Да, Шлёмо прав – это гой. Держать такого беглеца – и страх, и преступление. Если бы какой злой человек узнал, у Шора была бы куча неприятностей. Только мужик никак не реагирует на пантомиму, цель которой заключается в ясном объяснении того, что ему следует уйти. Он игнорирует Шора и всех остальных, отворачивается и уходит к своей лежанке возле лошадей.

Шор думает, что евреем быть плохо, что жизнь у еврея тяжкая, но быть крестьянином – хуже всего. Похоже, нет более проклятой судьбы. Хуже них только всякие гадкие твари. Ведь даже о коровах и лошадях, а особенно о собаках, Господь заботится гораздо лучше, чем о земледельце и еврее.


О том, как Нахман попадает к Йенте

и засыпает на полу возле ее кровати


Нахман пьян. Хватило всего несколько рюмок, потому что он давно уже не пил, да и устал с дороги, и крепкая здешняя водка сбила его с ног. Он желает выйти на воздух, блуждает в лабиринте коридорчиков, разыскивает дворик. Руками лапает по шершавым деревянным стенкам и, наконец-то, встречает какую-то дверную ручку с щеколдой. Он открывает дверь и видит ма­ленькую комнатку, в которой помещается всего одна кровать. В ногах этой кровати высится куча лапсердаков и шуб. Из комнатки выходит какой-то мужчина со светлым, измученным лицом, на Нахмана он глядит неприязненно и с подозрением. Мужчины разми­наются в двери, и бледный исчезает. Это наверняка медик. Нахман теряет равновесие, касается ладонью деревянной стенки, ему икается водкой, которой его напоили, и гусиным смальцем. Здесь горит всего одна маленькая масляная лампа – малюсенький язы­чок пламени, который нужно еще поправить, чтобы хоть что-то увидеть. Когда глаза Нахмана уже привыкают к темноте, он видит на кровати очень старую женщину в перекривленном чепчике. Какое-то мгновение он понятия не имеет, кто здесь находится. Выгля­дит все словно дурацкая шутка – умирающая старушка в доме, в котором играют свадьбу. У женщины приподнят подбородок, и она тяжело дышит. Старуха лежит, опираясь на подушки, ее маленькие, высушенные кулачки стиснуты на вышитой полотняной на­кидке.

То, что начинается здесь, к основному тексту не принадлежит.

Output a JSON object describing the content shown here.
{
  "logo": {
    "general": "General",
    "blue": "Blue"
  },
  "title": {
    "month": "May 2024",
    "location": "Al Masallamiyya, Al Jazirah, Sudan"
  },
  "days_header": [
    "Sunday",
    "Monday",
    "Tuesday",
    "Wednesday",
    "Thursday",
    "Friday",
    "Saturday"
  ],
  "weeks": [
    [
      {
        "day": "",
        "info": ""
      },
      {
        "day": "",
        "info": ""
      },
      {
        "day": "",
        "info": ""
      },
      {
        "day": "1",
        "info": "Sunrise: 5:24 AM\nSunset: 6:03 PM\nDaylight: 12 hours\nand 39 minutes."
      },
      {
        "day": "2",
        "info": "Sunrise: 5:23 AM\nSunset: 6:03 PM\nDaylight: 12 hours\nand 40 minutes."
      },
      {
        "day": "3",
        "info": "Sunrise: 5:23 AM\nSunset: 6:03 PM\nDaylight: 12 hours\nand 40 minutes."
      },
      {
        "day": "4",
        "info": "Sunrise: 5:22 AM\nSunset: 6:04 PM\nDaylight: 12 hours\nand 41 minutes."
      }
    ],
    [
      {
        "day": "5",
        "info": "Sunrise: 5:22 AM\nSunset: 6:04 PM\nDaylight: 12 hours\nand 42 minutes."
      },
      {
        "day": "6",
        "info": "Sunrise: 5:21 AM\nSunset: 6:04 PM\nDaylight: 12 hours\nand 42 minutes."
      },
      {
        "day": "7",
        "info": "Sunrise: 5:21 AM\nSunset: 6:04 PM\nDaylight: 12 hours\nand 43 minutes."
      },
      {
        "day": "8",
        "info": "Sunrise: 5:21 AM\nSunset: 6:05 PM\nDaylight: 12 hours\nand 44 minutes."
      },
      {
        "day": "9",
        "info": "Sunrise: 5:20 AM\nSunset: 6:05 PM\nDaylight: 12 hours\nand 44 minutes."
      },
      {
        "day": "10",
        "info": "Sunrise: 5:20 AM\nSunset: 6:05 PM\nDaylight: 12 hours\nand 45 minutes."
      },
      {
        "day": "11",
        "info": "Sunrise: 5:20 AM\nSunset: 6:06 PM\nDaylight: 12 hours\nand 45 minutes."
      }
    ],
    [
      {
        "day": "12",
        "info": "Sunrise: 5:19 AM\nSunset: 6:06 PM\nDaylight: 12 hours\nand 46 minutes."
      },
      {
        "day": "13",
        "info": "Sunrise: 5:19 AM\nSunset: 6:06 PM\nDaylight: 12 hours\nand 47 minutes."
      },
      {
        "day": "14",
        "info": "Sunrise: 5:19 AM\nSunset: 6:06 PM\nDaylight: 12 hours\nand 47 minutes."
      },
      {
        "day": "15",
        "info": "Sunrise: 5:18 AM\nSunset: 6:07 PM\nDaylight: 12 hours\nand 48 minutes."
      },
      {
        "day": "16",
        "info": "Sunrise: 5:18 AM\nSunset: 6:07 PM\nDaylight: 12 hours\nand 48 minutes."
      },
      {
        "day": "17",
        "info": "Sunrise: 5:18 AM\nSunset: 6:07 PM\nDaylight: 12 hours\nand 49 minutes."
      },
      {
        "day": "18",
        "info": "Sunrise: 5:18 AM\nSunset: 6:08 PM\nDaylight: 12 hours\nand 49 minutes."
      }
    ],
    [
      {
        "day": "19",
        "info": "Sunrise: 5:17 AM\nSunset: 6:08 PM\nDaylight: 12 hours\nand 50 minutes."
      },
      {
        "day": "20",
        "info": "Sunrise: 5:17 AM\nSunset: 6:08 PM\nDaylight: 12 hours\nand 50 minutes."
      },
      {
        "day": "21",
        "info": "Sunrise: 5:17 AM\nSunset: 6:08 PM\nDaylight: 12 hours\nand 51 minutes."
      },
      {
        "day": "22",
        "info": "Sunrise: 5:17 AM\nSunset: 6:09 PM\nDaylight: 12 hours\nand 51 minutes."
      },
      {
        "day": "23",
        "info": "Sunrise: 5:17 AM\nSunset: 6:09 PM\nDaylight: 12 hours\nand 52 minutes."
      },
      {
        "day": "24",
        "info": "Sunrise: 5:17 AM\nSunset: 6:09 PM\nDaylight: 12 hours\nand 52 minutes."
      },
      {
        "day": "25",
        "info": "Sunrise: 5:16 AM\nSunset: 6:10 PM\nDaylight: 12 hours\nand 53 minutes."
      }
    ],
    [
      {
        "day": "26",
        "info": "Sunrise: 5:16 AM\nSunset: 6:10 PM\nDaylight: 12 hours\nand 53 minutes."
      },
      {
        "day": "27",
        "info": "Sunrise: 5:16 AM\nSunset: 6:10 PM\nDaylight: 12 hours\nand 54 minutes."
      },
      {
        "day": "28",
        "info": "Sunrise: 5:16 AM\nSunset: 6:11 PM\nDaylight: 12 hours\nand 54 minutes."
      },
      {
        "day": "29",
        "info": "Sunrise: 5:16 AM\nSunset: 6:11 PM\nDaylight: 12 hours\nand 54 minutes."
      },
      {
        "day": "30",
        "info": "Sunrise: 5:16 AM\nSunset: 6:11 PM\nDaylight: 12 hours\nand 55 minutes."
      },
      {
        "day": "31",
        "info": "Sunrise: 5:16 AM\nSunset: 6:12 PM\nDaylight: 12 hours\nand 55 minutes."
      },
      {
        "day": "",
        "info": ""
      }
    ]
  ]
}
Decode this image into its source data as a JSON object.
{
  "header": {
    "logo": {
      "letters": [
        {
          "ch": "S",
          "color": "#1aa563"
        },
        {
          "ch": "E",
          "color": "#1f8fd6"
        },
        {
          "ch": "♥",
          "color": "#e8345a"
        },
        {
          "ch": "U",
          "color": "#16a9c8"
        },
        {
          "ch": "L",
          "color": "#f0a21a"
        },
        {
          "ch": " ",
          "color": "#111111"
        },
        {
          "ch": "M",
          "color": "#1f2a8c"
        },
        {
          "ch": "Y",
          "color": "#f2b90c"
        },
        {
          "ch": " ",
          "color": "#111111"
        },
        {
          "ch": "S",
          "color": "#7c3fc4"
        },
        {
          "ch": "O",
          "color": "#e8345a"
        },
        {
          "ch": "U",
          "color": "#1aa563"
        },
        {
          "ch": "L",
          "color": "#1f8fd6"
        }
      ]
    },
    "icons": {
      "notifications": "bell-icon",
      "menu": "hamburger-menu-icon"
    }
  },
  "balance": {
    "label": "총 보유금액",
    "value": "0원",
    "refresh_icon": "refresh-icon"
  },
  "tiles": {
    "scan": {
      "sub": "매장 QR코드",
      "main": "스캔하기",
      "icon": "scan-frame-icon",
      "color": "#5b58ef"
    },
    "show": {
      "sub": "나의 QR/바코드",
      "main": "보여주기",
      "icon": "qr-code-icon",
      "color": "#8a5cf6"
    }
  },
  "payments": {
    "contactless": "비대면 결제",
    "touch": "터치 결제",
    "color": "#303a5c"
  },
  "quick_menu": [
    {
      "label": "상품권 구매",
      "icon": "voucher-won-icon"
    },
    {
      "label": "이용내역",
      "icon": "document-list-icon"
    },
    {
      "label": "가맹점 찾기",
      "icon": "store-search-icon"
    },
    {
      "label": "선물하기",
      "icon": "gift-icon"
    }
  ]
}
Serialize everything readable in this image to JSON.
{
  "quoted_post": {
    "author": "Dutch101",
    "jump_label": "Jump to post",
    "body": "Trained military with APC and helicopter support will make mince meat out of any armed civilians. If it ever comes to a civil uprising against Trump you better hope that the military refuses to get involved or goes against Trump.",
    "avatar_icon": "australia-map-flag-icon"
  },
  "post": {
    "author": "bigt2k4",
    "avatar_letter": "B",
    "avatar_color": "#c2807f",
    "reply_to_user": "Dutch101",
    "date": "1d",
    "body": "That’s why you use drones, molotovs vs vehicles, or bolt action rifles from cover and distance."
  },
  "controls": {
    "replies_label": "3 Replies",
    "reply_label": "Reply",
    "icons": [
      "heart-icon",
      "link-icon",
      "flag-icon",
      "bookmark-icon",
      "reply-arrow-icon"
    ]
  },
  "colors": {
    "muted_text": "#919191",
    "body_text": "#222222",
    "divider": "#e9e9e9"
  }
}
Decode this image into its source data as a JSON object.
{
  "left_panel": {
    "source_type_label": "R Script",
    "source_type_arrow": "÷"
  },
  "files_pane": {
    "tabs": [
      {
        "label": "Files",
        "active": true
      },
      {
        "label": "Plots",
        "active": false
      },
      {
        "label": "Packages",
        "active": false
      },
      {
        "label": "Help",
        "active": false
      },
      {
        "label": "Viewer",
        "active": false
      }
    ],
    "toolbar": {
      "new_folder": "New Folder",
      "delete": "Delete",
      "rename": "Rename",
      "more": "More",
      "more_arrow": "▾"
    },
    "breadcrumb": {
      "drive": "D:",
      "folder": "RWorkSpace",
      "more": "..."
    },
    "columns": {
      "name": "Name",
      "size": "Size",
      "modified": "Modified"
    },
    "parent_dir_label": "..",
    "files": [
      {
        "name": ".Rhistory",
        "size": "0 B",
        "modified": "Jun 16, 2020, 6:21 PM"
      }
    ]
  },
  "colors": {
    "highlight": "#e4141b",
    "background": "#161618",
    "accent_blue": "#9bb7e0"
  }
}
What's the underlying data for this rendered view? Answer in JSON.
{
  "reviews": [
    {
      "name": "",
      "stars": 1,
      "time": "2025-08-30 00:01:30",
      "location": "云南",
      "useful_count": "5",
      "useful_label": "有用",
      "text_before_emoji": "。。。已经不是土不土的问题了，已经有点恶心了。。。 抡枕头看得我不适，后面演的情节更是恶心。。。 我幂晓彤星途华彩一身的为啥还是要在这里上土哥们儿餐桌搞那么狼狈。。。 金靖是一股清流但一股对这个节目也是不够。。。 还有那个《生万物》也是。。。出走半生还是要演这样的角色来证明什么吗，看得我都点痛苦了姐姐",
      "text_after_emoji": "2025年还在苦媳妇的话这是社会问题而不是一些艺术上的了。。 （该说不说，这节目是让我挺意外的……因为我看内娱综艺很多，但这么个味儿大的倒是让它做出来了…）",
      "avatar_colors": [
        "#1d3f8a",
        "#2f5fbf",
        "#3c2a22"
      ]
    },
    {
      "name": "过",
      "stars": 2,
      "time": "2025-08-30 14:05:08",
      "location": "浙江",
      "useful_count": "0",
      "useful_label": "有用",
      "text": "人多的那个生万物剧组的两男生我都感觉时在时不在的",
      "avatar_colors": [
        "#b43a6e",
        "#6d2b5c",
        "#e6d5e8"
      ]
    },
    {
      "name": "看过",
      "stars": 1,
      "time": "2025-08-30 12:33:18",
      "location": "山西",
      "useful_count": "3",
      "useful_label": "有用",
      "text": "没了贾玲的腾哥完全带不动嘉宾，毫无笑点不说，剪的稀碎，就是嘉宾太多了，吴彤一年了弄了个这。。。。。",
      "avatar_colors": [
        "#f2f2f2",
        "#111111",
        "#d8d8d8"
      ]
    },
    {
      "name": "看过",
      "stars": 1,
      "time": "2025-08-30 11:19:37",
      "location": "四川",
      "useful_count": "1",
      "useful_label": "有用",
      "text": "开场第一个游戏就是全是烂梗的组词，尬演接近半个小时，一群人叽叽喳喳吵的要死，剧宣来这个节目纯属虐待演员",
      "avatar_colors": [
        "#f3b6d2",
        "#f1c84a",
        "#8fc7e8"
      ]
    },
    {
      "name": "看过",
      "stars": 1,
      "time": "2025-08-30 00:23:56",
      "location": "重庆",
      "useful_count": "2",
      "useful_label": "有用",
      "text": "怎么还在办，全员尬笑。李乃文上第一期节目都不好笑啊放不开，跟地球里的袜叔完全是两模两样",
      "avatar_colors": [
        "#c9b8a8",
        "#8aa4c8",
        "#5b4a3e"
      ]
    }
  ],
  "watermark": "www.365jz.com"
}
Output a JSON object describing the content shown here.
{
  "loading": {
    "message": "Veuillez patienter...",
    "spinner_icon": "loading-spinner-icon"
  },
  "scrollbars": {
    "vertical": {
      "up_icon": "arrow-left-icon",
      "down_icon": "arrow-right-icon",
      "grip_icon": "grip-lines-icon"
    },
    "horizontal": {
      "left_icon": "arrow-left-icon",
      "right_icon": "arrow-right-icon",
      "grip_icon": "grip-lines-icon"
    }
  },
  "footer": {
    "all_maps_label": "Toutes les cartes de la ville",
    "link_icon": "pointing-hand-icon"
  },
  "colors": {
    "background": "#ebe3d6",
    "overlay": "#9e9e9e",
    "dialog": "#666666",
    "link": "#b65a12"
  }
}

Неужто это бабка Янкеля Лейбовича, Иакова? Нахмана охватывает изумление и в то же время некая трогательность при виде этой странной старухи; его рука щупает за спиной дверь в поисках дверной скобы. Он ждет какого-нибудь знака от нее, но старуха, похоже, лежит без сознания, потому что она даже не шевелится, под ресницами блестит кусочек глаза, в котором отража­ется свет. Он ожидает какого-то ее знака, только старуха, похоже, лежит без сознания, потому что не шевелится, под ресницами блестит фрагмент глаза, в котором отражается свет. Пьяному Нахману кажется, что она его подзывает, так что, пытаясь овладеть страхом и отвращением, он присаживается у кровати. Ничего не происходит. Вблизи старуха выглядит получше, она как будто спит. Только теперь Нахман чувствует, как сильно он устал. С него спадает всяческое напряжение, спина его горбится, веки дела­ются тяжелыми. Несколько раз ему приходится отряхнуться, чтобы не заснуть, и он уже поднимается, чтобы выйти, только у него вызывает отвращение и пугает мысль о толпе гостей с их любопытствующими взглядами и бесчисленными вопросами. Поэтому, уверенный что сюда никто не войдет, он ложится на полу возле кровати, на коврике их бараньей шкуры, свернувшись в калачик, словно пес. Он едва жив, из него высосали все соки. "Всего на минуточку", говорит он сам себе. Когда закрывает глаза, под веками видит лицо Хаи – ее заинтригованный, наполненный изумлением взгляд. Нахман впадает в блаженство. Он чувствует запах сырых половых досок, а еще вонь тряпок, нестиранной одежды и вездесущего дыма, который напоминает ему детство – он знает, что находится дома.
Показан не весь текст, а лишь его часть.